I love Assistant Village Idiot's site. Possibly the explanation for my pleasure lies in the subject of a couple of his recent links to Orin Kerr at Volokh: Brilliant People Agree with Me and People Who Disagree with Me Are Just Arguing in Bad Faith. AVI often puts things in just the way I might have done if I knew more about them and had thought them through more carefully -- so he must be awfully smart! His links to the Orin Kerr articles actually aren't a perfect example of the brilliance of people who agree with me. They're on right subject -- confirmation bias -- but the articles and their accompanying comments are a little frustrating, presenting as they do the age-old sterile conflict between people who are confident there is such a thing as the right view (and that they have it) and people who suspect that all viewpoints may be equally correct/incorrect. Chalk me up in the "it's possible to be right" column, even if I also believe we're obligated at all times to subject ourselves to the correction of better evidence and reason from any source.

I did appreciate an article on conflict resolution that one of Kerr's commenters linked to. A good part of it was the sort of "everyone has an equally incorrect viewpoint" attitude that gets right up my nose, but there was a sensible piece of practical advice towards the end:

Ross’s suggested solution to this problem is to have members of a group discussion each give one point of the other side’s argument that they think has some legitimacy. The study that Ross has done on this potential solution to conflict had the impressive result of 100% agreement being reached using this method.
My husband has learned to his great cost over the years that when I don't feel I'm being heard, I become Very Difficult to Live With. I may be an extreme example, but I imagine many people respond well to defusing a very tense argument by finding some common ground and focusing on it for a moment. It has to be a real point of agreement; condescension or cheesy moral relativism won't work.
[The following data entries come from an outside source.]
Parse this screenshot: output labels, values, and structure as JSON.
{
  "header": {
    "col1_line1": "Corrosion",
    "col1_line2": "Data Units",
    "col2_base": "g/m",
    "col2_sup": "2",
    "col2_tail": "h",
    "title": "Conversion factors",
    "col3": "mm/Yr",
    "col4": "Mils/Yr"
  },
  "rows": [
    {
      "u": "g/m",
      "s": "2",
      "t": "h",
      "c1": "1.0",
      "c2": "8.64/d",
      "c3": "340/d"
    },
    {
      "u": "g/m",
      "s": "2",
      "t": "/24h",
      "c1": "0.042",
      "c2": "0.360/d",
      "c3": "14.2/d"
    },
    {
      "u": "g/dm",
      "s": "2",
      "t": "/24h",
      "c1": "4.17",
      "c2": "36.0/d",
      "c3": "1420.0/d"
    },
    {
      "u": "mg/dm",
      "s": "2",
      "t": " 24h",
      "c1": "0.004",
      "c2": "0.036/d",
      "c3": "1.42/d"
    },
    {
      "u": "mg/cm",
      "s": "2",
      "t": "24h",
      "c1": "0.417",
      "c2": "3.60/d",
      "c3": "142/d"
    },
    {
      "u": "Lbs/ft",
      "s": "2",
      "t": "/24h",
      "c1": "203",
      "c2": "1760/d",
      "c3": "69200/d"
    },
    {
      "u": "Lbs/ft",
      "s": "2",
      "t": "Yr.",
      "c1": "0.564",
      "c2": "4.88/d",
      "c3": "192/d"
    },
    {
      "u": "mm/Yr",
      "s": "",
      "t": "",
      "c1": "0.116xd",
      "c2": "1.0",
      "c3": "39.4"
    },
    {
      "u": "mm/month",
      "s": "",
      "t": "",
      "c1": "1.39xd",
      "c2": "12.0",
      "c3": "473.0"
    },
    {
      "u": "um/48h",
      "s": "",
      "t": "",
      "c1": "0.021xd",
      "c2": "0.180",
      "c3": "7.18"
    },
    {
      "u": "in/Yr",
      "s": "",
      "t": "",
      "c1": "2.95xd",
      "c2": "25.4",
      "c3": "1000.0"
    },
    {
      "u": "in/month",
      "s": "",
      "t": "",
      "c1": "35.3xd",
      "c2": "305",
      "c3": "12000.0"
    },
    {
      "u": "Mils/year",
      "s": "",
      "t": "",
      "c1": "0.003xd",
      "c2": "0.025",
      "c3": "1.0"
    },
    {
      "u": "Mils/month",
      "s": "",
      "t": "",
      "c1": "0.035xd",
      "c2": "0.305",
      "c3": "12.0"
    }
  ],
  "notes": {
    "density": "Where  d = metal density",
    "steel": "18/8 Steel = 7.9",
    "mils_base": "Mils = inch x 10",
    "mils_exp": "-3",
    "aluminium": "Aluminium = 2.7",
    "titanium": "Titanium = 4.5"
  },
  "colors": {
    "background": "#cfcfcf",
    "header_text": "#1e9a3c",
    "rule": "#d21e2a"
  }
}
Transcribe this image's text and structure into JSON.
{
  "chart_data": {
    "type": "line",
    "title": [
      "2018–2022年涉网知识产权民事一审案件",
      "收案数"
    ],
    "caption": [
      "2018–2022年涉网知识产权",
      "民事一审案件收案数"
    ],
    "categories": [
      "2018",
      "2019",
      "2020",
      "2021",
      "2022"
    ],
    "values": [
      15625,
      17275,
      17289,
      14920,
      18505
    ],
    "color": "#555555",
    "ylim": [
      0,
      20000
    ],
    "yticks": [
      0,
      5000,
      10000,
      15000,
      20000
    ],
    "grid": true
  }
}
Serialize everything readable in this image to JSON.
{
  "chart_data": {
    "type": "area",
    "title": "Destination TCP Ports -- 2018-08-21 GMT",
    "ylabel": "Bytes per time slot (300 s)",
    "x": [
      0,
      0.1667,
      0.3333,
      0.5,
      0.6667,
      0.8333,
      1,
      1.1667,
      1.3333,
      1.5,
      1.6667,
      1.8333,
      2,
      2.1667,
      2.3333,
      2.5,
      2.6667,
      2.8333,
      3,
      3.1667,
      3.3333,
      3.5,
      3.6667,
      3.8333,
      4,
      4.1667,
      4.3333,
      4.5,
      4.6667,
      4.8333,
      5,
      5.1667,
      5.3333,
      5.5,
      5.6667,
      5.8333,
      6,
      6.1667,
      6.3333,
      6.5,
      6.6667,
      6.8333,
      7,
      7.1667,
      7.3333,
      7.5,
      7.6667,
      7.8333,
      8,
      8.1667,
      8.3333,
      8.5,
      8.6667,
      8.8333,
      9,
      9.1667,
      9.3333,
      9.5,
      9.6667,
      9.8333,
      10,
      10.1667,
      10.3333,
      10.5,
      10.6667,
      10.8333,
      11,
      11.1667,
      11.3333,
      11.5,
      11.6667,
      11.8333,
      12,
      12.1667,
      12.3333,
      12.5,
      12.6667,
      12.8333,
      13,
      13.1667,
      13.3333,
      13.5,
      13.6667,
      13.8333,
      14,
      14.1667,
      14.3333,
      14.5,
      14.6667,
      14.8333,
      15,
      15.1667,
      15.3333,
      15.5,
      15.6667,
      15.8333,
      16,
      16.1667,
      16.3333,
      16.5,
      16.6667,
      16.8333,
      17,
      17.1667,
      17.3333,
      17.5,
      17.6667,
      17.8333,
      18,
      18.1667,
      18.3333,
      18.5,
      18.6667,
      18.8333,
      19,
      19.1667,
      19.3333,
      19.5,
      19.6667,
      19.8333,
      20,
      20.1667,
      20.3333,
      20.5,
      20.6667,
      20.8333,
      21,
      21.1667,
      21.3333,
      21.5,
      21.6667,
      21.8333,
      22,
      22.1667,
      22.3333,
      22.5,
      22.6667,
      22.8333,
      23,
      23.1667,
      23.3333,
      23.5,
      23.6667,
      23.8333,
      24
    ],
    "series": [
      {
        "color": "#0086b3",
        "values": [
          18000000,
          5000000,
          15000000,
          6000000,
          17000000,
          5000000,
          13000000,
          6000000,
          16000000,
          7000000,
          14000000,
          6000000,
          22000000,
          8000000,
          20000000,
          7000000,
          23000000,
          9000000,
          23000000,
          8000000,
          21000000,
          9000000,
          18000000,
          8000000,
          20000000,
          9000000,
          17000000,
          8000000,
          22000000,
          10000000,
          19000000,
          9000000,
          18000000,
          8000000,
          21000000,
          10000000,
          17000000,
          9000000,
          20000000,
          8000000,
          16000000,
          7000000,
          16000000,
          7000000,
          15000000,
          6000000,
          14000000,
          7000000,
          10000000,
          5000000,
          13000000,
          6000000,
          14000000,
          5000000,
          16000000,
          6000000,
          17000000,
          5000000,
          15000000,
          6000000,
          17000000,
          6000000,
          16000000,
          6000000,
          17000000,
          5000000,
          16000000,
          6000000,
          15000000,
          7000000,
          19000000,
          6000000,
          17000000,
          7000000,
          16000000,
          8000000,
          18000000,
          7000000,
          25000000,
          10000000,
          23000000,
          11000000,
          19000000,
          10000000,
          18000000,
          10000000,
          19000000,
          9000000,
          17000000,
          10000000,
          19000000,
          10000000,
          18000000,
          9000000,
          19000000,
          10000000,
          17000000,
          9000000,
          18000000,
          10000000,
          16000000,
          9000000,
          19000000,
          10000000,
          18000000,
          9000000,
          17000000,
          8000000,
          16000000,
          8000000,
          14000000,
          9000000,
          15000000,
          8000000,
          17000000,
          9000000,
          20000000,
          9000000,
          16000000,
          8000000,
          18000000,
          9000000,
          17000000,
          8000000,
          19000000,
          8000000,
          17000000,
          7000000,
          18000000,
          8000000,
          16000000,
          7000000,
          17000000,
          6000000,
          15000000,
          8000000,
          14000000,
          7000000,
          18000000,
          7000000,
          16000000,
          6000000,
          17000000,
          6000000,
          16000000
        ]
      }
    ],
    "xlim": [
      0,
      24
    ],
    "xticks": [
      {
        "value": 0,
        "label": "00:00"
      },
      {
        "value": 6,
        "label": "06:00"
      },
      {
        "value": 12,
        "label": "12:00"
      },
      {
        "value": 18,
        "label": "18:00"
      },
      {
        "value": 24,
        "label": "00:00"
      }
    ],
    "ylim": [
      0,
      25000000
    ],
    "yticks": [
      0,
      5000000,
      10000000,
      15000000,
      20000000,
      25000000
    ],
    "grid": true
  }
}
Maybe some of us are so constituted that, as long as our listener doesn't acknowledge the obvious truth and justice of the point we feel so strongly convinced of, we become sure he simply is not listening. Knowing that he's heard and understood some subsidiary point allows me to calm down and realize that communication is possible, even if we won't entirely be able to agree. In a calmer state, I may realize that I don't mind negotiating a compromise, or even adopting another plan altogether. I know I find it easier to give something up to please someone who shows that he knows and cares that it's important to me.